2min

Tags in dit artikel

, , , ,

Een onderzoek van Gartner laat een duidelijk verschil zien in de uitgaven aan cloudservices in verschillende landen. De VS, Canada, het Verenigd Koninkrijk, Nederland en Brazilië vormen de top 5 die het meest uitgeeft aan clouddiensten als percentage van de totale IT-uitgaven.

Volgens Gartner kan de adoptie van clouddiensten dienen als indicatie voor welke landen voorop zullen lopen bij de adoptie van IT-ontwikkelingen. Onder andere voor het inzetten van het Internet of Things geven de percentages uit het onderzoek een basis om te zien welke landen de ‘early adopters’ kunnen worden, zegt Gartner in het rapport.

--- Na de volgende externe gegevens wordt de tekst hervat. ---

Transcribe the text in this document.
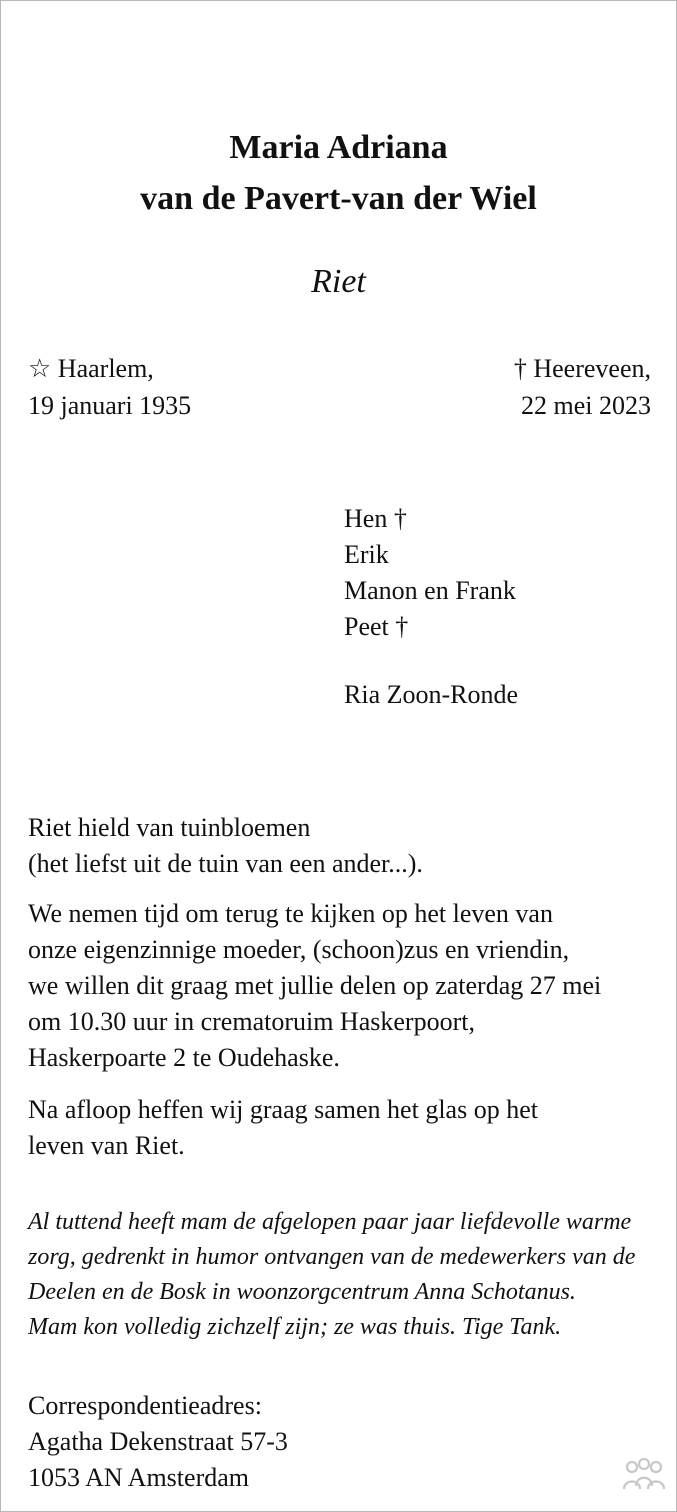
Maria Adriana
van de Pavert-van der Wiel
Riet
☆ Haarlem,
19 januari 1935
† Heereveen,
22 mei 2023
Hen †
Erik
Manon en Frank
Peet †
Ria Zoon-Ronde
Riet hield van tuinbloemen
(het liefst uit de tuin van een ander...).
We nemen tijd om terug te kijken op het leven van
onze eigenzinnige moeder, (schoon)zus en vriendin,
we willen dit graag met jullie delen op zaterdag 27 mei
om 10.30 uur in crematoruim Haskerpoort,
Haskerpoarte 2 te Oudehaske.
Na afloop heffen wij graag samen het glas op het
leven van Riet.
Al tuttend heeft mam de afgelopen paar jaar liefdevolle warme
zorg, gedrenkt in humor ontvangen van de medewerkers van de
Deelen en de Bosk in woonzorgcentrum Anna Schotanus.
Mam kon volledig zichzelf zijn; ze was thuis. Tige Tank.
Correspondentieadres:
Agatha Dekenstraat 57-3
1053 AN Amsterdam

Tot en met 2022 zal de groei van clouddiensten groter zijn dan de groei van traditionele IT-oplossingen, meldt Gartner. Dit maakt cloud computing een van de meest invloedrijke veranderingen op de IT-markt sinds de vroege dagen van de digitalisering. Vooral infrastructure as a service (IaaS) zal ontzettend groeien in de komende jaren. De uitgaven aan datacenters zullen juist iets afnemen. Cloud shift, zoals de groei van de cloud door Gartner wordt genoemd, betekent dan ook niet alleen maar meer gebruik van clouddiensten. Het betekent ook een neiging naar de nieuwste en meest cutting-edge technologieën.

Nederland op plek 4

Nederland neemt de vierde plaats in op bovenstaande lijst van Gartner. Ons land is dus wat betreft het gebruik van clouddiensten één van de koplopers. Uitgaande van het onderzoek van Gartner betekent dit een goede uitgangspositie voor de adoptie van nieuwe technologieën in de toekomst.

“Cloud shift gaat niet alleen maar over cloud. Als organisaties nieuwe IT-architecturen en bedrijfsfilosofieën nastreven, leggen ze een basis voor nieuwe kansen in het digitale bedrijfsleven, waaronder de volgende generatie IT-oplossingen zoals het Internet of Things,” zegt Ed Anderson, Distinguished Vice President Analyst bij Gartner. “Organisaties die dynamische, op cloud gebaseerde bedrijfsmodellen omarmen, positioneren zich ideaal voor kostenoptimalisatie en een betere concurrentiepositie.”